Radiation is a natural phenomenon that is happening all the time as certain materials decay. Every year people are exposed to about 3 mSv (a measurement of exposure to radiation) of natural background radiation that comes from soil, from rocks or from high altitudes, to name some examples. As a comparison, people receive about 2 mSv during an average CT scan of the head.

"Computed tomography is useful for reducing PET scan time and improving image quality, but there is room for reducing the radiation dose—especially in brain PET studies—by avoiding the redundancy of repetitive CT scans," says Lee. "In this study, we propose a scheme to minimize the radiation dose by performing only a single CT scan per each subject and employing an image registration technique between brain PET scans."

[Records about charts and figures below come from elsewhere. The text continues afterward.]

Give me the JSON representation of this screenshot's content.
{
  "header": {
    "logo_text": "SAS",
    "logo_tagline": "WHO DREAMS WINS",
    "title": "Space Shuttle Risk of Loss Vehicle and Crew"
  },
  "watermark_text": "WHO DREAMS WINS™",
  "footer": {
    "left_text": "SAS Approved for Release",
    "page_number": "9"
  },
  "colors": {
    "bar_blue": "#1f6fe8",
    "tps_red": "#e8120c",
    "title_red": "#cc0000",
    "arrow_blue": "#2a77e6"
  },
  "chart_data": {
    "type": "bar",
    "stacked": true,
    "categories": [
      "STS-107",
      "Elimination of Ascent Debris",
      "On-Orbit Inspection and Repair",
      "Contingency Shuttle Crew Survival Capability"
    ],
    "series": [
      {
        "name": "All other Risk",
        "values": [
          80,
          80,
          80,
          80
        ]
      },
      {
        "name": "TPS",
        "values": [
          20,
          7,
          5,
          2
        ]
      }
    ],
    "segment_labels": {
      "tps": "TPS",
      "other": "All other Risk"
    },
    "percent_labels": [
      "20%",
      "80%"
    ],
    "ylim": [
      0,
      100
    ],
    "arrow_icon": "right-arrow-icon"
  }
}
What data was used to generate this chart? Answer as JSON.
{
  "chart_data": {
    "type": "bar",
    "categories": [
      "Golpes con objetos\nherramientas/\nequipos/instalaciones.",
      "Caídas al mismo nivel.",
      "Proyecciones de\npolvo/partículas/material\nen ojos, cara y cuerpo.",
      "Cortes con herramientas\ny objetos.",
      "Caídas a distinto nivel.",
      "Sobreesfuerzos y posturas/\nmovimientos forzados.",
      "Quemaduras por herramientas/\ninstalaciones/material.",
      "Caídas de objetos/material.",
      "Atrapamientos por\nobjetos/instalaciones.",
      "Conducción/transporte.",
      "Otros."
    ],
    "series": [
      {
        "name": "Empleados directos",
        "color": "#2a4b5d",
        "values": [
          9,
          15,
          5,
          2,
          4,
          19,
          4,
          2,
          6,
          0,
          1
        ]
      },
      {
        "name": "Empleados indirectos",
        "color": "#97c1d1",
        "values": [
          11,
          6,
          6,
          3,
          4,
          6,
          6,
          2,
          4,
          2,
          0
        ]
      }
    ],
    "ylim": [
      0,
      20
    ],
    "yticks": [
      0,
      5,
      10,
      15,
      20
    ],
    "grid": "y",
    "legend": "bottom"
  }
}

During the study, researchers worked with five volunteers who were imaged in two sessions of dynamic brain PET/CT scanning with a new biomarker for amyloid plaque, which is implicated in cognitive decline and Alzheimer's disease. After an intermission during imaging, subjects were placed in a different position and another imaging study was performed. Both studies were 80-90 minutes long. Scientists compared images from the second PET study using the original CT image, the realigned CT image and the second CT to determine if using only the first CT scan was feasible. Researchers concluded that one CT image could be used during multiple PET studies to achieve satisfactory image quality.